Ha due figlie grandi e una, di nove anni, avuta con Paola Cortellesi. Che padre è?
«Non lo so, uno che cerca di dare l’esempio».
Il primo incontro con Paola?
«Per Il posto dell’anima volevo una protagonista forte, che parte dal paesino per cercare lavoro. Era un film più drammatico di altri e mi serviva uno sguardo anche malinconico. L’avevo vista fare cose divertenti in tv, ma sentivo in lei qualcosa di amaro. L’ho voluta incontrare».
Sua moglie la racconta in modo diverso.
«In effetti, la vidi a casa di Gianni Morandi, faceva le prove di uno spettacolo in giardino. Aveva i sandali, arrivò sudata, coi piedi sporchi di terra. Finge di arrabbiarsi se lo racconto».
Quindi, quando vi guardate con occhi nuovi?
«Mesi dopo il set. Capendo che ci accomunavano lo stesso distacco per le cose, lo stesso amore per la commedia un po’ amara e il fatto di non uscire mai, non essere mondani.
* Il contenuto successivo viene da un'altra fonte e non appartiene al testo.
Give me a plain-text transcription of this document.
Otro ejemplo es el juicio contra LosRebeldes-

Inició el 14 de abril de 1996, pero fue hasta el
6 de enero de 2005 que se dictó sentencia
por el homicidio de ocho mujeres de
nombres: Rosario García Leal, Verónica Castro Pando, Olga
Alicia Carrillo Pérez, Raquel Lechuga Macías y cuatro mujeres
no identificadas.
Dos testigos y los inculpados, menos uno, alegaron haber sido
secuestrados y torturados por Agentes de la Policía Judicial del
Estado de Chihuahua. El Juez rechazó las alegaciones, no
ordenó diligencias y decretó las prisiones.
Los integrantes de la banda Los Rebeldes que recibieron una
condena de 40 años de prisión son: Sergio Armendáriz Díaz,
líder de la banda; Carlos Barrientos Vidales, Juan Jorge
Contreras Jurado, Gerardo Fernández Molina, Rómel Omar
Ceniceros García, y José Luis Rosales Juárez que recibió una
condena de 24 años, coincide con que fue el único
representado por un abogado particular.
Ci siamo trovati su cose semplici».
Quasi vent’anni insieme e sette film. Paola ha detto: «Quando scriviamo una sceneggiatura, siamo a un passo dal divorzio perché litighiamo pure sulle virgole».
«Un po’ è vero. Gli altri due sceneggiatori dicono che sembriamo Casa Vianello».
E la vostra vita di cose semplici com’è fatta?
«Stiamo molto a casa, andiamo molto al cinema e a Pescasseroli. Io sto bene nella natura. Mi piace cercare di avvistare orsi, lupi, cervi».
Scorgere un orso nel bosco è il suo momento perfetto?
«Lo è anche vedere gli esseri umani felici, quando hanno una loro identità e non sono solo schiacciati da quella di consumatori. Questo mi dà un’idea di libertà».